Argument – Session 2026

Clinique du passage à l’acte

C’est sans doute le travail mené une année durant autour de la question Comment répondre aux urgences contemporaines ? qui nous a sensibilisés à l’actualité des faits divers et à l’absence de commentaires sachant rendre compte de la logique pulsionnelle dont ils ressortent.

Il ne s’agit pas de méconnaître l’abord sociologique du fait divers, mais de saisir que nombre d’entre eux sont à prendre au cas par cas, en tant qu’ils font signe pour le sujet d’un impossible à se séparer d’un ressenti insupportable autrement que par un acte violent.

Celui qui avait relevé cet écart, c’est Roland Barthes, qui soulignait, dans son essai « Structure du fait divers », que « le fait divers […] procéderait d’un classement de l’inclassable, […] il ne commencerait d’exister que là où le monde cesse d’être nommé [1] ».

Avancer que le fait divers « procéderait d’un classement de l’inclassable » anticipait sur nos « inclassables de la clinique ». Mais c’est Jacques Lacan qui a formalisé en quoi le fait-divers-inclassable relevait du passage à l’acte, soit de l’impuissance de l’Autre symbolique à médiatiser le réel.

Parler en termes de passage à l’acte nécessite donc de faire une place au réel lacanien et de poser que le lien entre le sujet et la jouissance puisse se faire sans passer par l’Autre. D’où ces actes hors sens, qui ne peuvent être dits, ni partagés.

Reste donc à faire entendre à nos partenaires institutionnels ce qui nous guide, à savoir : « une biographie éclairée par le réel, soit par les brisures et fêlures », selon la formule de Francesca Biagi-Chai [2]. C’est par là qu’on peut vérifier que nombre d’actes énigmatiques, de paroles inquiétantes, de ruptures inopinées ont précédé le passage à l’acte.

D’où l’échec des discours officiels qui voudraient cautériser le trauma du fait divers en s’en tenant à dénoncer une éducation permissive, ou des juges trop laxistes, en excluant toute causalité psychique.

Ainsi, le mis en cause dans le crime récent d’une surveillante de collège en Haute-Marne, qui apparaît « très détaché » en garde à vue, nous dit-on, « sans regret ni aucune compassion pour les victimes ». Ici, le comble, ce sont ces commentaires qui, très vite, tiennent à souligner qu’« il ne présentait aucun signe évoquant un possible trouble mental », alors même qu’ils reconnaissent que « d’une manière générale, il apparaît en perte de repères par rapport à la vie humaine [3] ».

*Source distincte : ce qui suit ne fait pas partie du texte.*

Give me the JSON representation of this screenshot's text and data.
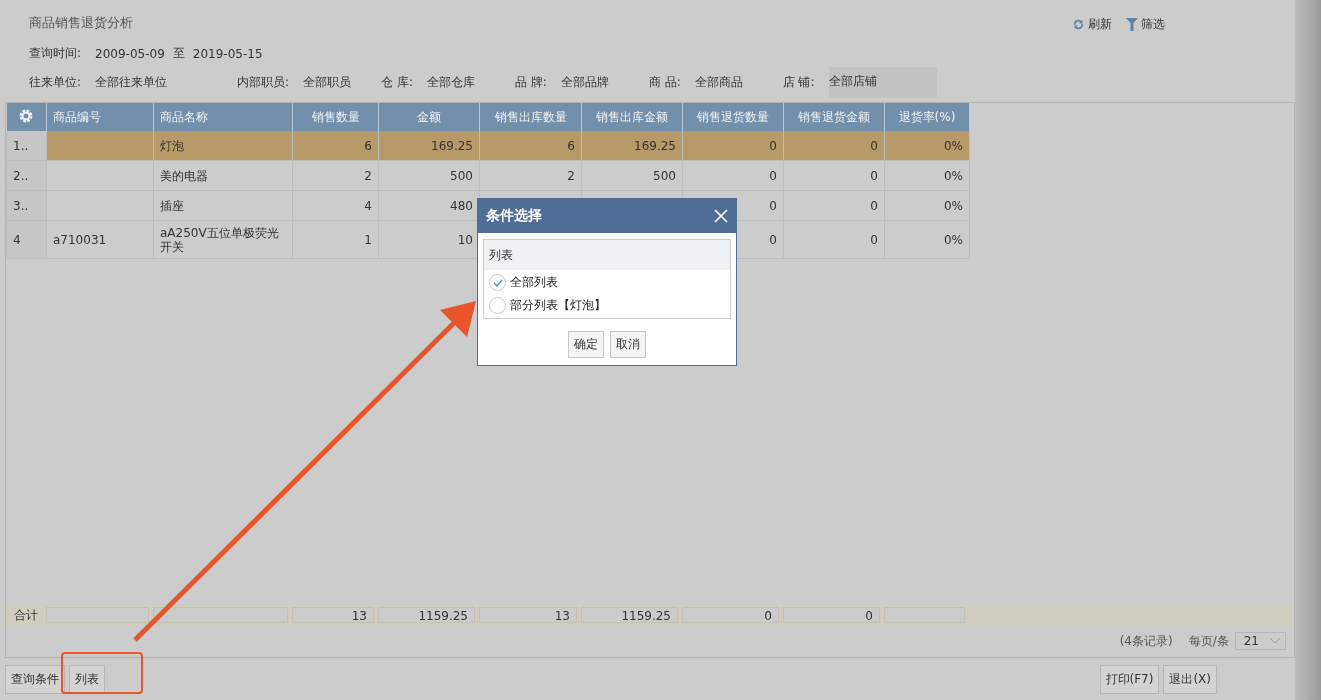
{
  "title": "商品销售退货分析",
  "toolbar": [
    {
      "kind": "refresh",
      "label": "刷新"
    },
    {
      "kind": "filter",
      "label": "筛选"
    }
  ],
  "query_time": {
    "label": "查询时间:",
    "from": "2009-05-09",
    "separator": "至",
    "to": "2019-05-15"
  },
  "filters": [
    {
      "label": "往来单位:",
      "value": "全部往来单位",
      "kind": "text"
    },
    {
      "label": "内部职员:",
      "value": "全部职员",
      "kind": "text"
    },
    {
      "label": "仓 库:",
      "value": "全部仓库",
      "kind": "text"
    },
    {
      "label": "品 牌:",
      "value": "全部品牌",
      "kind": "text"
    },
    {
      "label": "商 品:",
      "value": "全部商品",
      "kind": "text"
    },
    {
      "label": "店 铺:",
      "value": "全部店铺",
      "kind": "field"
    }
  ],
  "table": {
    "columns": [
      "商品编号",
      "商品名称",
      "销售数量",
      "金额",
      "销售出库数量",
      "销售出库金额",
      "销售退货数量",
      "销售退货金额",
      "退货率(%)"
    ],
    "rows": [
      {
        "index": "1..",
        "selected": true,
        "cells": [
          null,
          "灯泡",
          "6",
          "169.25",
          "6",
          "169.25",
          "0",
          "0",
          "0%"
        ]
      },
      {
        "index": "2..",
        "selected": false,
        "cells": [
          null,
          "美的电器",
          "2",
          "500",
          "2",
          "500",
          "0",
          "0",
          "0%"
        ]
      },
      {
        "index": "3..",
        "selected": false,
        "cells": [
          null,
          "插座",
          "4",
          "480",
          null,
          null,
          "0",
          "0",
          "0%"
        ]
      },
      {
        "index": "4",
        "selected": false,
        "cells": [
          "a710031",
          "aA250V五位单极荧光开关",
          "1",
          "10",
          null,
          null,
          "0",
          "0",
          "0%"
        ]
      }
    ],
    "totals": {
      "label": "合计",
      "cells": [
        null,
        null,
        "13",
        "1159.25",
        "13",
        "1159.25",
        "0",
        "0",
        null
      ]
    }
  },
  "pagination": {
    "records": "(4条记录)",
    "per_page_label": "每页/条",
    "per_page": "21"
  },
  "bottom_left_buttons": [
    "查询条件",
    "列表"
  ],
  "bottom_right_buttons": [
    "打印(F7)",
    "退出(X)"
  ],
  "dialog": {
    "title": "条件选择",
    "group_label": "列表",
    "options": [
      {
        "label": "全部列表",
        "selected": true
      },
      {
        "label": "部分列表【灯泡】",
        "selected": false
      }
    ],
    "buttons": [
      "确定",
      "取消"
    ]
  }
}
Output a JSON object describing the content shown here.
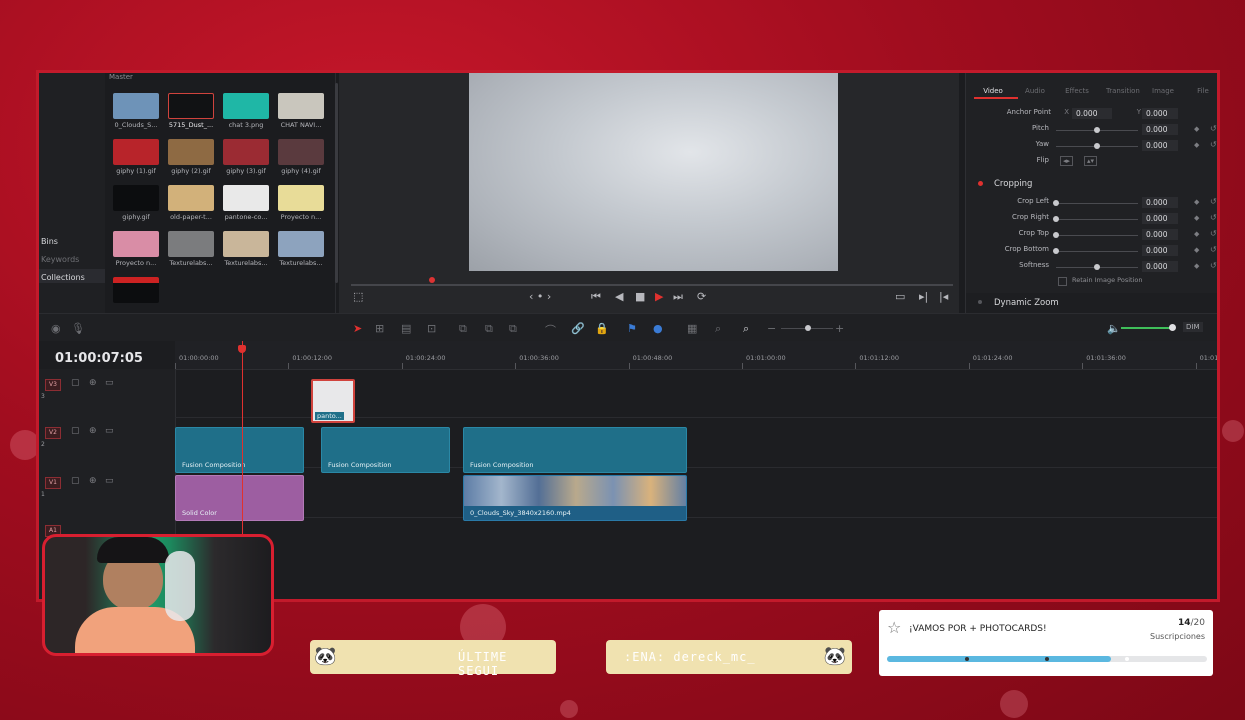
{
  "media_pool": {
    "title": "Master",
    "side": [
      "Bins",
      "Keywords",
      "Collections"
    ],
    "clips": [
      {
        "name": "0_Clouds_S...",
        "color": "#6e93b8"
      },
      {
        "name": "5715_Dust_...",
        "color": "#111214"
      },
      {
        "name": "chat 3.png",
        "color": "#1fb7a6"
      },
      {
        "name": "CHAT NAVI...",
        "color": "#c9c6bd"
      },
      {
        "name": "giphy (1).gif",
        "color": "#b8242a"
      },
      {
        "name": "giphy (2).gif",
        "color": "#8e6a43"
      },
      {
        "name": "giphy (3).gif",
        "color": "#9b2b33"
      },
      {
        "name": "giphy (4).gif",
        "color": "#5a3a3e"
      },
      {
        "name": "giphy.gif",
        "color": "#0c0d0f"
      },
      {
        "name": "old-paper-t...",
        "color": "#d2b17a"
      },
      {
        "name": "pantone-co...",
        "color": "#e9e9e9"
      },
      {
        "name": "Proyecto n...",
        "color": "#e8dc98"
      },
      {
        "name": "Proyecto n...",
        "color": "#d98da6"
      },
      {
        "name": "Texturelabs...",
        "color": "#7b7c7e"
      },
      {
        "name": "Texturelabs...",
        "color": "#c9b69a"
      },
      {
        "name": "Texturelabs...",
        "color": "#8da3be"
      }
    ]
  },
  "inspector": {
    "tabs": [
      "Video",
      "Audio",
      "Effects",
      "Transition",
      "Image",
      "File"
    ],
    "anchor": {
      "label": "Anchor Point",
      "x_label": "X",
      "x": "0.000",
      "y_label": "Y",
      "y": "0.000"
    },
    "params": [
      {
        "label": "Pitch",
        "value": "0.000"
      },
      {
        "label": "Yaw",
        "value": "0.000"
      }
    ],
    "flip_label": "Flip",
    "cropping_title": "Cropping",
    "crop": [
      {
        "label": "Crop Left",
        "value": "0.000"
      },
      {
        "label": "Crop Right",
        "value": "0.000"
      },
      {
        "label": "Crop Top",
        "value": "0.000"
      },
      {
        "label": "Crop Bottom",
        "value": "0.000"
      },
      {
        "label": "Softness",
        "value": "0.000"
      }
    ],
    "retain": "Retain Image Position",
    "dynamic_zoom": "Dynamic Zoom"
  },
  "toolbar": {
    "dim": "DIM"
  },
  "timeline": {
    "timecode": "01:00:07:05",
    "ruler": [
      "01:00:00:00",
      "01:00:12:00",
      "01:00:24:00",
      "01:00:36:00",
      "01:00:48:00",
      "01:01:00:00",
      "01:01:12:00",
      "01:01:24:00",
      "01:01:36:00",
      "01:01:48:00"
    ],
    "tracks": [
      {
        "badge": "V3",
        "num": "3"
      },
      {
        "badge": "V2",
        "num": "2"
      },
      {
        "badge": "V1",
        "num": "1"
      },
      {
        "badge": "A1",
        "num": ""
      }
    ],
    "clips": {
      "v3": "panto...",
      "v2": [
        "Fusion Composition",
        "Fusion Composition",
        "Fusion Composition"
      ],
      "v1_solid": "Solid Color",
      "v1_video": "0_Clouds_Sky_3840x2160.mp4"
    }
  },
  "overlay": {
    "banner_left": "ÚLTIME SEGUI",
    "banner_right": ":ENA: dereck_mc_",
    "goal": {
      "title": "¡VAMOS POR + PHOTOCARDS!",
      "current": "14",
      "target": "/20",
      "label": "Suscripciones",
      "progress": 0.7
    }
  }
}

Comme si cette « perte de repères par rapport à la vie humaine » n’était le signe d’un procès forclusif.

Néanmoins, il est clair qu’on ne peut s’en tenir à l’invite de Jean-Paul Sartre qui recommandait aux journalistes de gauche de ne pas laisser « à la presse de droite l’exploitation de “la fesse et du sang” », et de procéder, « à partir des faits divers, [à] une analyse sociologique [4] ».

D’où le choix de notre thème de travail pour la session 2026 :

Clinique du passage à l’acte

Qu’il soit d’ordre réactionnel à une situation, qu’il relève du champ névrotique, ou qu’il surgisse de la faille psychotique.4
 


 
[1]. Barthes R., « Structure du fait divers », in Essais critiques, Paris, Seuil, 2015, p. 188.
[2]. Biagi-Chai F., « Le pousse au crime du discours moderne », Conférence tenue le 11 octobre 2013 à Martigny, consultable sur internet.
[3]. Ces commentaires repris par les médias sont consultables sur internet.
[4]. Sartre J.-P., « L’alibi », Le Nouvel Observateur, 19 novembre 1964, disponible sur internet.